This post is written through the lens of post migraine wooziness… which snuck up upon me after a 6 month migraine free period! I’m not a whinger, but… it seems a bit crappy that their is no limit on how many afflictions you can acquire. Well, I suppose that’s not true. But it does seem like an infinite realm until the equation is finally balanced with death.
It’s a really weird thing, mental illness. If for no other reason that you can have a crap week, declare you’re just ‘in the wars’ and then have a more balanced week following that, and forget that the black dog is merely taking a nap curled up and sedated in a cosy corner of your mind. You get that feeling of freedom, and you go about your daily life and it is just too easy to become complacent again… which is when you’re feel the inexplicable wagging of a tail against your leg, and the panting and whining of stomach that is never truly satisfied. There’s no graceful way I feel I can put this – it’s nothing less than crappy remembering that there’s more likely to be a cure for cancer before any treatment is developed that does much more than mask the symptoms of depression. And while I adore the loyalty of real dogs, this metaphorical dog could happily stray further from the kennel and I wouldn’t be upset about it.
Reading statistics on mental health in Australia is kind of heartening and disparaging all in one. Places like Sane.org and BeyondBlue.org are invaluable in terms of research and support for people and their families affected with a whole spectrum of mental disorders. One that has really struck me is that 1 in 5 Australians will suffer a mental illness at some point in their lives, with depression being the most common, followed by illnesses such as bipolar, personality disorders ranging right on to schizophrenia. Which is one of those things that gives you a sense of ‘safety in numbers’ but also despair at what such a rate means. It seems so bizarre to me that I can sit here writing, still feeling tentative (or, perhaps full on petrified) at the thought of sharing this blog with my extended circle of friends, over an illness that according to statistics more than 100 of my Facebook friends alone will share with me and many more will be touched by it through family and friends.
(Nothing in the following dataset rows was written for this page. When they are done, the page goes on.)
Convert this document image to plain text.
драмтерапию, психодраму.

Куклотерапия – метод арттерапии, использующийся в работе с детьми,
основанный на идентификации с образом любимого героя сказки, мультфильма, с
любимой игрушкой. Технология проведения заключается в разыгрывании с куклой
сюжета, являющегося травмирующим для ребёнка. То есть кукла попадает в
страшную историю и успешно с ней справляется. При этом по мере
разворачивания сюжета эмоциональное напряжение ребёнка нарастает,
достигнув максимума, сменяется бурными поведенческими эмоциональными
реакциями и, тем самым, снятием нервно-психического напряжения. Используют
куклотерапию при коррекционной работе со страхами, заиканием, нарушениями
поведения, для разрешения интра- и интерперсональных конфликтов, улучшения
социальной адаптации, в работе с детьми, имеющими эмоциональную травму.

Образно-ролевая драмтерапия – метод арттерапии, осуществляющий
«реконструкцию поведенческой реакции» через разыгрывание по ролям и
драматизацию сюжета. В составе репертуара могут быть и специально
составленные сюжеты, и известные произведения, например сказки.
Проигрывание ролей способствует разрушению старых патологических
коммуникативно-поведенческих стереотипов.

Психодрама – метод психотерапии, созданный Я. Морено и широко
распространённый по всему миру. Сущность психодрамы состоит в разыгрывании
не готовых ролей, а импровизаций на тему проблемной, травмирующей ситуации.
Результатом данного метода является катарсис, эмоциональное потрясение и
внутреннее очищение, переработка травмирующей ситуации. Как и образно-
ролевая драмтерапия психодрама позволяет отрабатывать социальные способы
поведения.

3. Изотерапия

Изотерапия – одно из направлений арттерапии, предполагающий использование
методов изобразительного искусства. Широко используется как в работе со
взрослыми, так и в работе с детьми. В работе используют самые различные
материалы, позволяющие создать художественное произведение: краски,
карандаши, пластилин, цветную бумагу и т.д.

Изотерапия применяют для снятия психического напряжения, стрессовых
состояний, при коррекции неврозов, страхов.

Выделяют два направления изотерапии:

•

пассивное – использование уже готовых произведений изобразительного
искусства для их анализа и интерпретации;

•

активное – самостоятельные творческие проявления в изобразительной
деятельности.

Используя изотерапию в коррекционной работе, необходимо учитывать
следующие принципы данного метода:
But truth be told, it is an incredibly scary thing to expose something at the very heart of you when such stigma still exists. I am still afraid of being treated or talked about in a way that I don’t think is fair, and maybe vainly I am scared that no one will care at all. Because I think there’s still a corner of me that thinks I’m whining about something equivalent to a rotten cold, or about just being ‘in the wars’ and that I should just suck it up and quietly accept my burden. And maybe I should. But for the time being, this blog is just me venting to me, and a few select others should I chose to show them. Maybe my black dog will grow a mane and learn to roar with courage yet.